I did all kinds of work as a writer and editor for my hometown newspaper, but my favorite thing to do, the thing I was best at and best known for, was in “telling the stories of my people” better than they could do it themselves. Whether it was an artist preparing for an exhibition or an 80-year-old veteran recalling his days in World War II, I delighted in being able to get inside someone’s head for a while and write about it. I often likened it to the work of a sculptor. We have a conversation or two so I can gather raw material. I take a lot of notes and come away with a big bundle of words, then before the next deadline sit down and whittle away at my notebook, stacking up quotes and filling the gaps with paraphrase and my own keen observation, creating a word picture as dense as poetry to fit into however many column inches I was allowed. Sometimes two stories a day. That’s some heavy word lifting, but it’s what I did best. During one evaluation, my editor said, “You could fall out of bed in the morning and get a story out of it.” I took it both as a compliment and as a challenge.
It was and is my deeply held belief that “Everybody Has a Story,” and for a time I wrote a weekly feature under that header. My coworkers would challenge me with the most mundane tips (an old fella with a collection of meat grinders or a woman who made a scarecrow out of clay pots and grew flowers to sculpt into clothes and hair), but I could get twelve rich column inches out of any ten-minute conversation. If you had an hour to give me, I could write your masterpiece. When I created the True Crime Historian podcast, it was much the same process, different media: gather vintage newspaper accounts and assemble them into an oral narrative.
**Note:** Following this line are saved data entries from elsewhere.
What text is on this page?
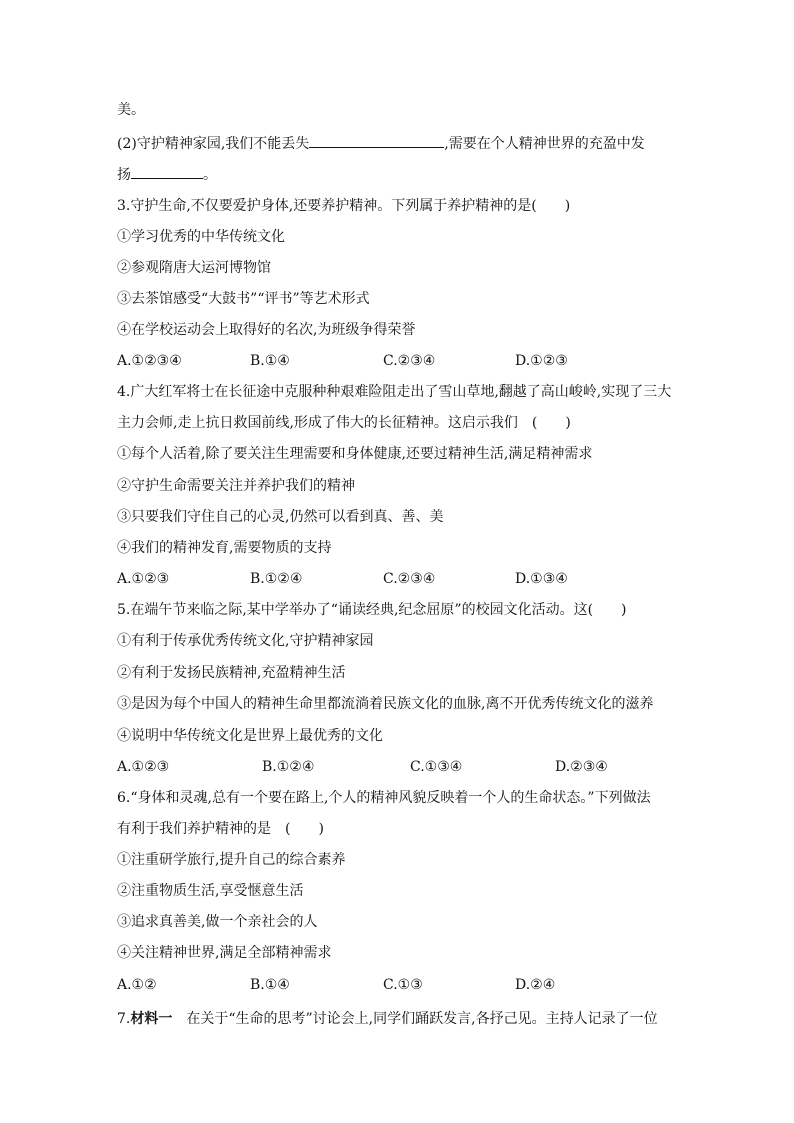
美。
(2)守护精神家园,我们不能丢失	,需要在个人精神世界的充盈中发
扬	。
3.守护生命,不仅要爱护身体,还要养护精神。下列属于养护精神的是(　　)
①学习优秀的中华传统文化
②参观隋唐大运河博物馆
③去茶馆感受“大鼓书”“评书”等艺术形式
④在学校运动会上取得好的名次,为班级争得荣誉
A.①②③④	B.①④	C.②③④	D.①②③
4.广大红军将士在长征途中克服种种艰难险阻走出了雪山草地,翻越了高山峻岭,实现了三大
主力会师,走上抗日救国前线,形成了伟大的长征精神。这启示我们　(　　)
①每个人活着,除了要关注生理需要和身体健康,还要过精神生活,满足精神需求
②守护生命需要关注并养护我们的精神
③只要我们守住自己的心灵,仍然可以看到真、善、美
④我们的精神发育,需要物质的支持
A.①②③	B.①②④	C.②③④	D.①③④
5.在端午节来临之际,某中学举办了“诵读经典,纪念屈原”的校园文化活动。这(　　)
①有利于传承优秀传统文化,守护精神家园
②有利于发扬民族精神,充盈精神生活
③是因为每个中国人的精神生命里都流淌着民族文化的血脉,离不开优秀传统文化的滋养
④说明中华传统文化是世界上最优秀的文化
A.①②③	B.①②④	C.①③④	D.②③④
6.“身体和灵魂,总有一个要在路上,个人的精神风貌反映着一个人的生命状态。”下列做法
有利于我们养护精神的是　(　　)
①注重研学旅行,提升自己的综合素养
②注重物质生活,享受惬意生活
③追求真善美,做一个亲社会的人
④关注精神世界,满足全部精神需求
A.①②	B.①④	C.①③	D.②④
7.材料一　在关于“生命的思考”讨论会上,同学们踊跃发言,各抒己见。主持人记录了一位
So now in this final quarter of my life, I have been challenged by the visual arts. Painting and drawing, specifically. My painting experience up to now has mostly been about slapping paint around just to have a grin. In my early 20s, during a period of unemployment and deep depression, I painted three or four Van Gogh copies that I gave to friends, but then I got a job and could afford to party in my spare time, so that passed. When my kids were little, we’d take art classes together and sometimes go on plein air picnics, displaying our work on a family gallery wall in the rec room. It snuck up on me this time. Inspired by a Bob Ross marathon one dreary winter night after my old dog died,I got the urge to paint some picture for my kids for Christmas. I’ve always loved getting artwork from them. My paintings came out okay enough, and I still had some paint left, so I did a few more landscapes and some flowers. When I posted them on social media, my friends were very encouraging and one sent me a photo and asked if I did portraits. I did not. I took it as a challenge.
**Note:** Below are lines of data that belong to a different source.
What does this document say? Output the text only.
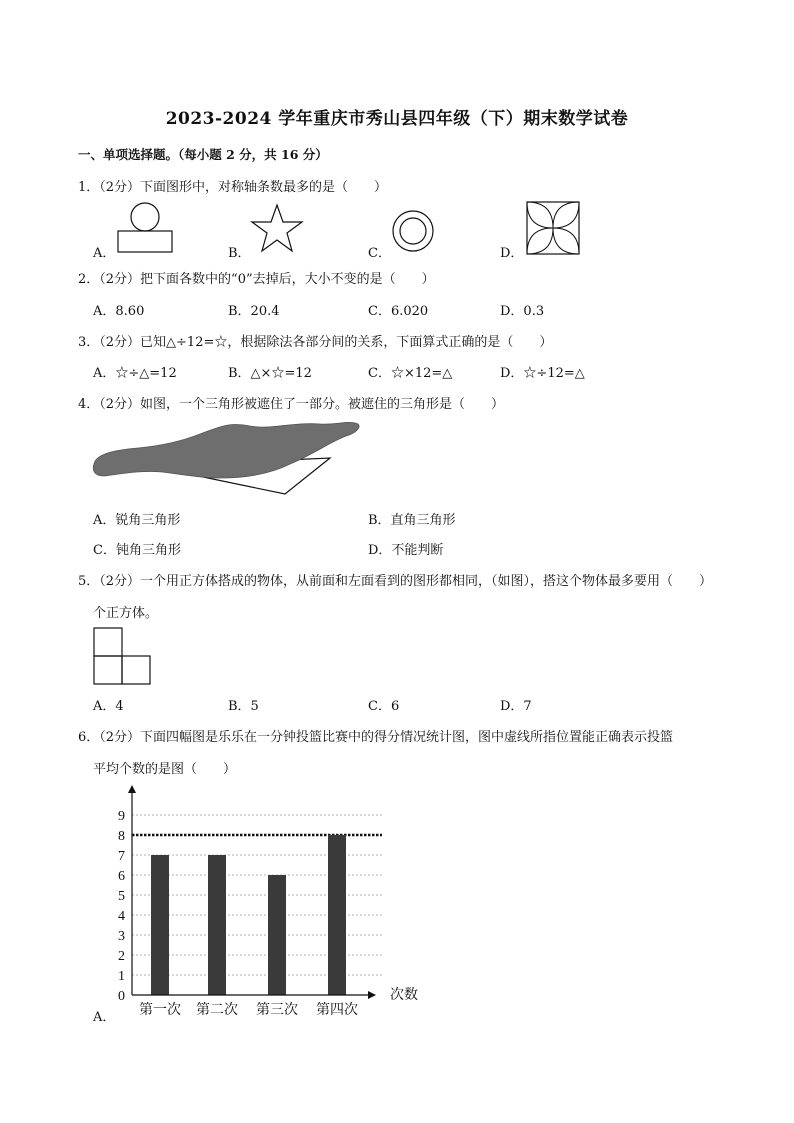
2023-2024 学年重庆市秀山县四年级（下）期末数学试卷
一、单项选择题。（每小题 2 分，共 16 分）
1．（2分）下面图形中，对称轴条数最多的是（　　）
A．	B．	C．	D．
2．（2分）把下面各数中的“0”去掉后，大小不变的是（　　）
A．8.60	B．20.4	C．6.020	D．0.3
3．（2分）已知△÷12=☆，根据除法各部分间的关系，下面算式正确的是（　　）
A．☆÷△=12	B．△×☆=12	C．☆×12=△	D．☆÷12=△
4．（2分）如图，一个三角形被遮住了一部分。被遮住的三角形是（　　）
A．锐角三角形	B．直角三角形
C．钝角三角形	D．不能判断
5．（2分）一个用正方体搭成的物体，从前面和左面看到的图形都相同，（如图），搭这个物体最多要用（　　）
个正方体。
A．4	B．5	C．6	D．7
6．（2分）下面四幅图是乐乐在一分钟投篮比赛中的得分情况统计图，图中虚线所指位置能正确表示投篮
平均个数的是图（　　）
A．
0
1
2
3
4
5
6
7
8
9
第一次 第二次 第三次 第四次
次数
I’ve been told I should “get serious” about it, and I took that as a challenge, too. But if I’m to do this, I want to do more than make pretty pictures. If I’m to be “serious” about painting, it needs to fit into my own biographical arc, my life as a raconteur. I have plenty of ideas for epic narrative paintings, to be sure, and I want to get to that, but for my first exhibition, I wanted to do something basic that gets to the heart of “everybody has a story” in a visual sense. The most obvious visual expression of someone’s story is how they reveal it in their face. I’ve done interviews where I never had to ask a single question, but just let them talk. Likewise, visually speaking, some people you can meet for the first time, look at their face and know they have a story or a hundred to tell. I’ve sought some of those people out, but I’ve also challenged myself to get a story out of Everybody, even if I have to ask a few questions to pry it out of them.
Everybody does have a story, and it’s in your face.